Mollenkopf lebt von der Legehennenhaltung. Für die Sozialstruktur sind auch Hähne wichtig. Doch für einen Hahn müsse man um die 100 Hennen rechnen, darunter werde es schwierig: "Die streiten sonst sehr. Hähne konkurrieren, legen ein gockelhaftes Verhalten an den Tag und sind natürlich nicht nur auf eine Henne fixiert", erzählt der Treffensbucher. Sprich: Die Anzahl der Hähne bei 4500 Hühnern ist äußerst gering.

Im Alter von 20 Wochen produziert ein Huhn schon verkaufsfähige Eier. Ist es ungefähr ein Jahr alt, kann die Schale schon porös werden und die Eier lassen sich nicht mehr verkaufen. Mollenkopf hat für einige "Rentner" unter seinen Hühnern einen mobilen Stall eingerichtet: Dort fristen sie ihr Dasein und legen immer noch ein paar Eier, die aber nicht zum Verkauf gegeben werden. "Wenn man bedenkt was ein Huhn in einem Jahr leistet, ist das doch bemerkenswert": Innerhalb von 20 Stunden produziert es die Kalkschale von einem Ei.
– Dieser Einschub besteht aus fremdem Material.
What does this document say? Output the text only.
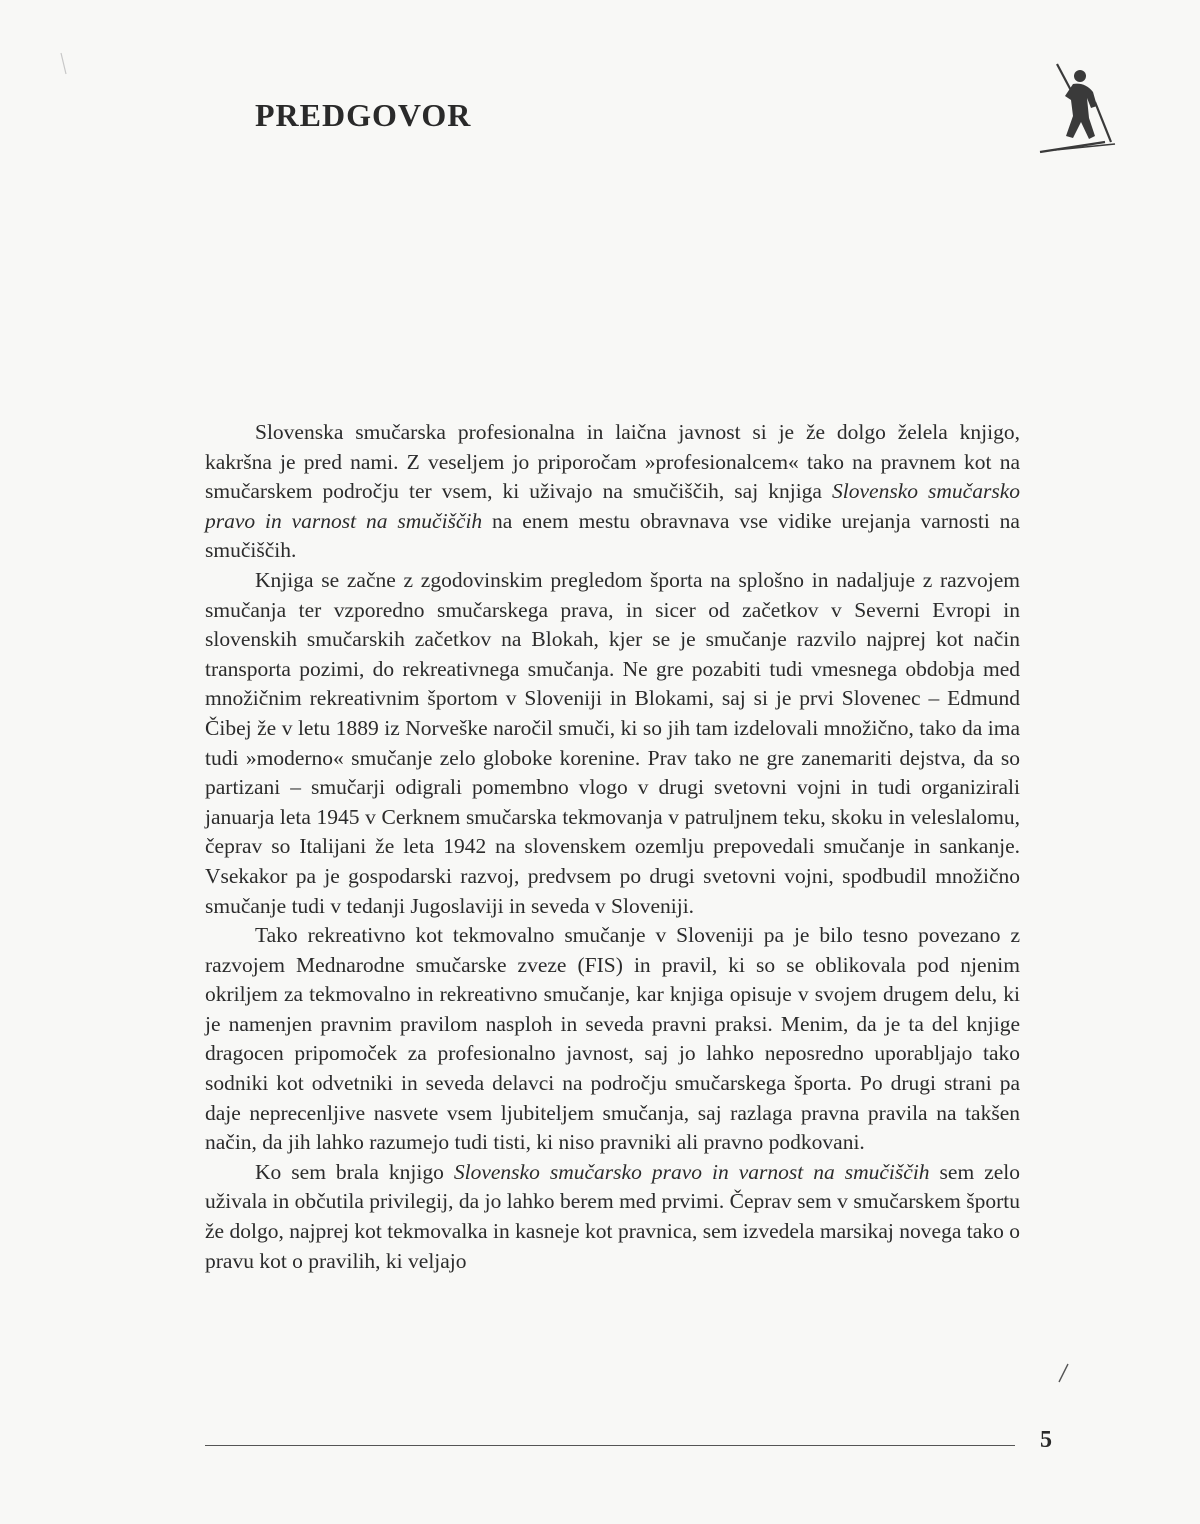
PREDGOVOR

Slovenska smučarska profesionalna in laična javnost si je že dolgo želela knjigo, kakršna je pred nami. Z veseljem jo priporočam »profesionalcem« tako na pravnem kot na smučarskem področju ter vsem, ki uživajo na smučiščih, saj knjiga Slovensko smučarsko pravo in varnost na smučiščih na enem mestu obravnava vse vidike urejanja varnosti na smučiščih.

Knjiga se začne z zgodovinskim pregledom športa na splošno in nadaljuje z razvojem smučanja ter vzporedno smučarskega prava, in sicer od začetkov v Severni Evropi in slovenskih smučarskih začetkov na Blokah, kjer se je smučanje razvilo najprej kot način transporta pozimi, do rekreativnega smučanja. Ne gre pozabiti tudi vmesnega obdobja med množičnim rekreativnim športom v Sloveniji in Blokami, saj si je prvi Slovenec – Edmund Čibej že v letu 1889 iz Norveške naročil smuči, ki so jih tam izdelovali množično, tako da ima tudi »moderno« smučanje zelo globoke korenine. Prav tako ne gre zanemariti dejstva, da so partizani – smučarji odigrali pomembno vlogo v drugi svetovni vojni in tudi organizirali januarja leta 1945 v Cerknem smučarska tekmovanja v patruljnem teku, skoku in veleslalomu, čeprav so Italijani že leta 1942 na slovenskem ozemlju prepovedali smučanje in sankanje. Vsekakor pa je gospodarski razvoj, predvsem po drugi svetovni vojni, spodbudil množično smučanje tudi v tedanji Jugoslaviji in seveda v Sloveniji.

Tako rekreativno kot tekmovalno smučanje v Sloveniji pa je bilo tesno povezano z razvojem Mednarodne smučarske zveze (FIS) in pravil, ki so se oblikovala pod njenim okriljem za tekmovalno in rekreativno smučanje, kar knjiga opisuje v svojem drugem delu, ki je namenjen pravnim pravilom nasploh in seveda pravni praksi. Menim, da je ta del knjige dragocen pripomoček za profesionalno javnost, saj jo lahko neposredno uporabljajo tako sodniki kot odvetniki in seveda delavci na področju smučarskega športa. Po drugi strani pa daje neprecenljive nasvete vsem ljubiteljem smučanja, saj razlaga pravna pravila na takšen način, da jih lahko razumejo tudi tisti, ki niso pravniki ali pravno podkovani.

Ko sem brala knjigo Slovensko smučarsko pravo in varnost na smučiščih sem zelo uživala in občutila privilegij, da jo lahko berem med prvimi. Čeprav sem v smučarskem športu že dolgo, najprej kot tekmovalka in kasneje kot pravnica, sem izvedela marsikaj novega tako o pravu kot o pravilih, ki veljajo

5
Ein täglicher Umwandlungsprozess, in dem Futter eine maßgebliche Rolle spielt. "Bioeier haben einen schönen gelben Dotter. Der geht nicht ins Rötliche", sagt Mollenkopf und beantwortet die Frage nach weißen oder braunen Eiern dahin, dass braune Hühner braune Eier und weiße Hühner weiße Eier legen. Weiße Hühner könnten aber durchaus auch braune Eier legen, nur nicht umgekehrt. "Und natürlich legen Hühner nicht mehr Eier, weil mal eben Ostern ist." Eier, so Mollenkopf, haben immer Saison.